A pressurized-water coolant reactor installation ordinarily includes the reactor pressure vessel, a steam generator containing a heat exchanger through which the coolant from the vessel is circulated, and a coolant pump which draws or sucks the coolant from the heat exchanger's outlet and discharges it to the pressure vessel via a pipe line which forms a loop with one leg going from the vessel to the steam generator and the other leg, via the coolant pump, returning to the vessel.

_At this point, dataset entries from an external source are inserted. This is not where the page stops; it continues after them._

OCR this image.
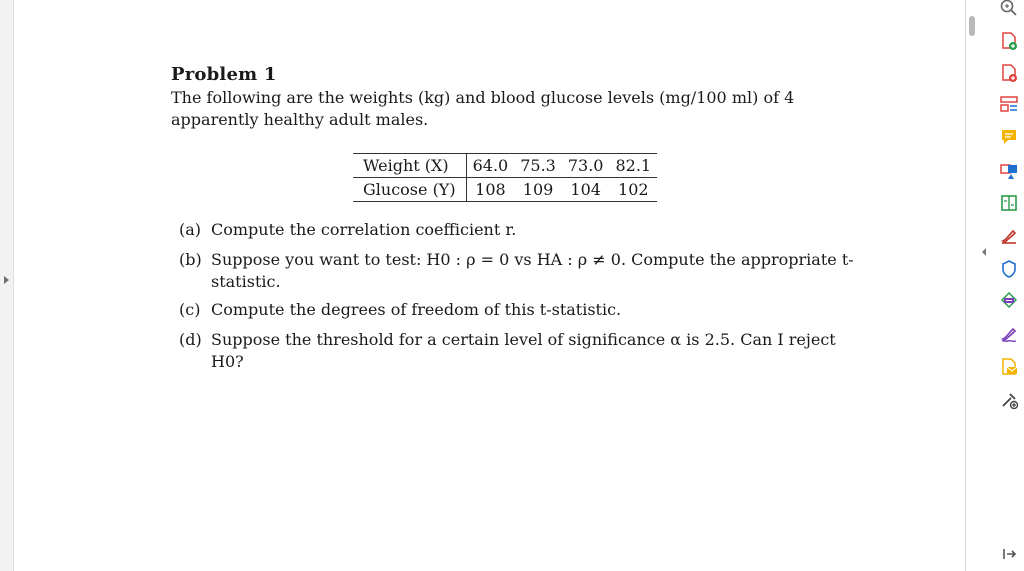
Problem 1
The following are the weights (kg) and blood glucose levels (mg/100 ml) of 4 apparently healthy adult males.
Weight (X)	64.0	75.3	73.0	82.1
Glucose (Y)	108	109	104	102
(a) Compute the correlation coefficient r.
(b) Suppose you want to test: H0 : ρ = 0 vs HA : ρ ≠ 0. Compute the appropriate t-statistic.
(c) Compute the degrees of freedom of this t-statistic.
(d) Suppose the threshold for a certain level of significance α is 2.5. Can I reject H0?
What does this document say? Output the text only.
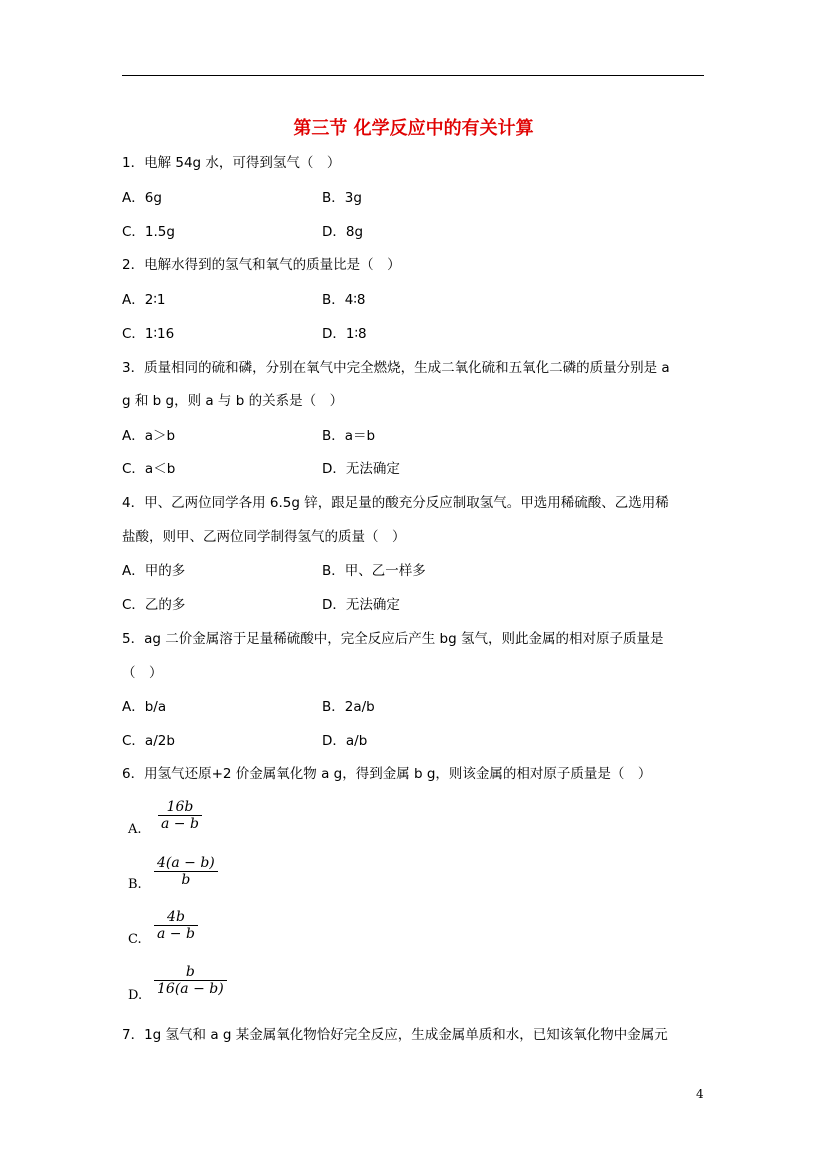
第三节 化学反应中的有关计算
1．电解 54g 水，可得到氢气（　）
A．6g	B．3g
C．1.5g	D．8g
2．电解水得到的氢气和氧气的质量比是（　）
A．2∶1	B．4∶8
C．1∶16	D．1∶8
3．质量相同的硫和磷，分别在氧气中完全燃烧，生成二氧化硫和五氧化二磷的质量分别是 a
g 和 b g，则 a 与 b 的关系是（　）
A．a＞b	B．a＝b
C．a＜b	D．无法确定
4．甲、乙两位同学各用 6.5g 锌，跟足量的酸充分反应制取氢气。甲选用稀硫酸、乙选用稀
盐酸，则甲、乙两位同学制得氢气的质量（　）
A．甲的多	B．甲、乙一样多
C．乙的多	D．无法确定
5．ag 二价金属溶于足量稀硫酸中，完全反应后产生 bg 氢气，则此金属的相对原子质量是
（　）
A．b/a	B．2a/b
C．a/2b	D．a/b
6．用氢气还原+2 价金属氧化物 a g，得到金属 b g，则该金属的相对原子质量是（　）
A.
16b
a − b
B.
4(a − b)
b
C.
4b
a − b
D.
b
16(a − b)
7．1g 氢气和 a g 某金属氧化物恰好完全反应，生成金属单质和水，已知该氧化物中金属元
4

The steam generator has a vertical housing with its lower portion closed by a tube sheet in which the inlet and outlet legs of an inverted U-shaped tube bundle heat exchanger are mounted, the housing below this tube sheet being partitioned to form inlet and outlet manifolds for the inlet and outlet ends of the heat exchanger. Ordinarily, a pipe from the vessel connects with the inlet manifold and a separate pipe connects the outlet manifold with the pressure vessel via the coolant pump.
The Michel U.S. Pat. No. 3,966,549, dated June 29, 1976, relates to an improvement wherein the coolant pump is built into the housing below the steam generator's tube sheet so that the loop piping is formed by a single pipe internally divided to carry the coolant from the pressure vessel to the steam generator and from the steam generator back to the vessel.
According to that Michel patent, the internal division is effected by the pipe being internally divided into the two necessary conduits by a transverse partition wall extending longitudinally for the length of the pipe inside of the pipe and having side edges welded to the inside of the pipe. It is suggested that this partition wall have a transverse curvature so that it is laterally deformable by bowing when the pipe thermally changes in diameter.
The temperature of the coolant carried by the pipe may range from a cold or reactor shutdown temperature of about 20.degree. up to reactor operating temperatures of 350.degree. C, and the integrity of the partition wall must be maintained throughout the consequent range of pipe diameter changes due to thermal expansion and contraction of the pipe.